The girl tilted her palomino mane toward a kiddie playground on the opposite side of the snack bar’s teeming complex. “They’re waiting for me across the way. He’s the true Mainer in our family. Has a hankering for clams, too.”

         “Of course he does. I don’t understand why Johnny doesn’t like ’em. He may not be from around here, but he grew up on the ocean. An island off the coast of Chile, actually. South America, ya know.”

         “We don’t bread and deep-fry clams in Chiloé.” John shook his head and pretended to scowl. “And our clambakes there are nothing like the mediocre ones here—put you to shame, Di.”

         “Can’t beat our lobster, though.” I elbowed him and threw a triumphant grin at the girl.

         She was staring, and I didn’t think it was amazement over the relative culinary merits of seafood dishes. “Chiloé! Did you say Chiloé—off the coast of Chile?”

         John peered at her. “Ever heard of it? If you have, you’d be the first person.”

         “I spent some time there a couple of years ago, believe it or not. During the, you know—Listen, you’ve got to meet my family. How long have you been away, anyway?”

         “Sometimes,” John said, “it seems like a lifetime. I’d give anything to go home.”

“Then why don’t you?”

         “I…I can’t.”

         “He’s a political exile.” I squeezed John’s hand. “But things are looking up there now, I hear, since the change of government. Maybe we could think about it sometime, honey.”

         “It’s not just Pinochet’s long arm,” he said. “There’re ghosts and monsters in Chiloé you know nothing about, Di.”

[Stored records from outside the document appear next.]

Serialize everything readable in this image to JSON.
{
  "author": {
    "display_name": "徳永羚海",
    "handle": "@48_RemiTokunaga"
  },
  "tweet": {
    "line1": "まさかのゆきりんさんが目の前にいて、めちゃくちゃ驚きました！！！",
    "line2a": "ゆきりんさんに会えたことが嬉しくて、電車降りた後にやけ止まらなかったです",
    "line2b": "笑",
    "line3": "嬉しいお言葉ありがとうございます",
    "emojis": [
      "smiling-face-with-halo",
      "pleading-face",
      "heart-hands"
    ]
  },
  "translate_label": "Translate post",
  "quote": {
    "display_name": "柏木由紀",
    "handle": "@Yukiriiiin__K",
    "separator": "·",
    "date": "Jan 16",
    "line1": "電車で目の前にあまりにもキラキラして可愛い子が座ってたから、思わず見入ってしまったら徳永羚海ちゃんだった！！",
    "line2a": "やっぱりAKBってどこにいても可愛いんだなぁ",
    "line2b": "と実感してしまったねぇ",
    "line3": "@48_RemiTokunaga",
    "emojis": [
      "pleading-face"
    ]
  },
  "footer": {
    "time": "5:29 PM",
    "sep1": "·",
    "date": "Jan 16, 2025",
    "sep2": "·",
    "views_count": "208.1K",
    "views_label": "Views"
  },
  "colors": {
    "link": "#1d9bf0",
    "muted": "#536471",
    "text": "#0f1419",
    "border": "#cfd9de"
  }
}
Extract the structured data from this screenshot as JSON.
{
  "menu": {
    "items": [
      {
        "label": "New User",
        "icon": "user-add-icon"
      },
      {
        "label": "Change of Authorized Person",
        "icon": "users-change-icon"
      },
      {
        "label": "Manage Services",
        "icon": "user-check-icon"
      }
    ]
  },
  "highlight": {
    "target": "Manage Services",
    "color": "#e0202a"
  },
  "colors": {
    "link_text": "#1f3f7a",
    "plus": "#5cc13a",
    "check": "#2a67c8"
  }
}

         “But Chiloé is changing too,” the girl said.

         “I bet.” John’s Chilean-Spanish accent thickened with sarcasm. “That’s what they said before the coup back in ’73, eh? But it only takes one bad apple to spoil a whole island.”

         “Or one good nut to save it. Like…God can change things, you know. My sister and brother-in-law are missionaries there.”

         “God, huh?” I said. “Reminds me of an old school friend of mine. He’s a missionary or something like that now. Cole Peterson was my first crush, Johnny.” I laughed up at him. “Religious or not, that guy could play soccer to rival your hero Pelé.”

         The girl stared again, her aquamarine eyes as wide as carat gemstones now. “Oh, wow, I can’t believe—”

         “Ordah, please,” called an aproned Mainer from the clam shack’s screened window.

         “After we get our clams, you’ve got to come with me.” She offered her hand. “I’m Melissa Travis, by the way. Have I got a story to tell you.”